Pese a que no hay denuncias formales sobre la compra de votos o entrega de dinero por credenciales, ni se percibe anormalidad en la tramitación por extravío en módulos de atención ciudadana tras las elecciones locales del cinco de junio, no se podría negar que haya sucedido, reconoció el delegado del Instituto Nacional Electoral, Ignacio Ruelas Olvera.

Advirtió que el Banco de México reportó un incremento en el flujo de circulante por 34 mil millones de pesos durante la época de campañas en los 14 estados donde hubo elecciones, lo que aún no es posible explicar.

“No te dire que no es cierto, pero las autoridades de impartición de Justicia, la FEPADE y el propio INE, requieren de denuncias que puedan probarse objetiva y materialmente, y no hay denuncias”.

¿Tendría que averiguarse el origen de ese dinero y a dónde fue? Creo que es necesaria una revisión económica como lo plantea Thomas Piketti, es un tema importante al que hay que dedicarle tiempo sobre porque el pobre recibe dinero y se le diluye, mucho más rápido que al que concentra riqueza.

Ruelas Olvera señaló que el reporte del Banco de México es grave y obliga a una profunda reflexión sobre el porqué del flujo de efectivo, cuando la situación económica no corresponde a ese dinamismo, tomando en consideración que el monto supera por mucho el financiamiento público que se destina a partidos políticos durante las campañas.

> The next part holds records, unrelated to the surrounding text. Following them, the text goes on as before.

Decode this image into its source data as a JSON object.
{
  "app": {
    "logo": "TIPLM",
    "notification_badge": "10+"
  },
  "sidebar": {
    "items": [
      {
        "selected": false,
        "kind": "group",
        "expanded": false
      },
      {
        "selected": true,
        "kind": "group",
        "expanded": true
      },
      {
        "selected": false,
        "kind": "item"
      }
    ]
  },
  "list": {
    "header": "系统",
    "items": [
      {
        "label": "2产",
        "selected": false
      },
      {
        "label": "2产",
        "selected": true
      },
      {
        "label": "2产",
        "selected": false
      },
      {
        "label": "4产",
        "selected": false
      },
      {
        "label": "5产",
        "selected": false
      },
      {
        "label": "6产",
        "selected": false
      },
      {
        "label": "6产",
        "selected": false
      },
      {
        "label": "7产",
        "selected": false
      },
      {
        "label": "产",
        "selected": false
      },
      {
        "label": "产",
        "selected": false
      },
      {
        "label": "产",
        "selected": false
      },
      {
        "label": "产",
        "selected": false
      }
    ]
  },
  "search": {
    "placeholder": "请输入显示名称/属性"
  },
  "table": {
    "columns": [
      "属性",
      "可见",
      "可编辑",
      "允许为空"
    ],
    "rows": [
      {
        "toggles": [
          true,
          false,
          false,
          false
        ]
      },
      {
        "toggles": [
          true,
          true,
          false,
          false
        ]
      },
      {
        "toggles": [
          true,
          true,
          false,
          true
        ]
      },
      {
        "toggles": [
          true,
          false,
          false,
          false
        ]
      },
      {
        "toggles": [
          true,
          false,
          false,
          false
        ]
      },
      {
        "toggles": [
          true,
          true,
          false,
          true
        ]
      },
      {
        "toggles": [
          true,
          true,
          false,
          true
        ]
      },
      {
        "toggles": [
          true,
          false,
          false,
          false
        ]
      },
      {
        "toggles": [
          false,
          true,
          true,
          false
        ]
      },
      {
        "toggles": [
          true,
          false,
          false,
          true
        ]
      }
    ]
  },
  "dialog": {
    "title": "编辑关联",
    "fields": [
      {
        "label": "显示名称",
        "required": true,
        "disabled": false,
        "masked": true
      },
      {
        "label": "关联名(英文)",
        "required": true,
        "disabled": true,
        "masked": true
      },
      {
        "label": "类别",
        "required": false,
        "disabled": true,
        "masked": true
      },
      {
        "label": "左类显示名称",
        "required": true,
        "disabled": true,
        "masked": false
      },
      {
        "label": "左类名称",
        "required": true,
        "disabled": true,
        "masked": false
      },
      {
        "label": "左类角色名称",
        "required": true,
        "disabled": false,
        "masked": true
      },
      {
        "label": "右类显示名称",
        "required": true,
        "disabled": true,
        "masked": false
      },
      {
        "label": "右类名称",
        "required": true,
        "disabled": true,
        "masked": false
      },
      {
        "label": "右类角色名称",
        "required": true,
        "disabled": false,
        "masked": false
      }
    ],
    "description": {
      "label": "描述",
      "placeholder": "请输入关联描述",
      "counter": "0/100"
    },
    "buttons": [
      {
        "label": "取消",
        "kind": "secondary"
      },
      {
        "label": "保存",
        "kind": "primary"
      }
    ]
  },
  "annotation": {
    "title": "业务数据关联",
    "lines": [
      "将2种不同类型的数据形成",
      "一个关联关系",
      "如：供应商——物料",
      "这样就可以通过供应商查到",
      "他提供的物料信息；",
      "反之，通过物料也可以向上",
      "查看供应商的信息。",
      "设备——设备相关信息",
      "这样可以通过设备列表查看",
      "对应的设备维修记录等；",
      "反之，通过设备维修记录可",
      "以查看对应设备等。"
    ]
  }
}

Argumentó que el incremento de circulante durante los meses de abril y mayo en Aguascalientes tiene su justificación en la celebración de la Feria Nacional de San Marcos, por lo cual debe buscarse la respuesta de que sucedió en la mitad del país que tuvo proceso electoral.

Consideró que no se trata de un tema de fiscalización,  sino de una reflexión. ” No puedo entender ese circulante de 34 mil millones cuando ves los índices de pobreza y desigualdad, y vemos una política fiscal donde la preocupación más grande es el abatimiento de la pobreza, pero no la concentración de ésta”.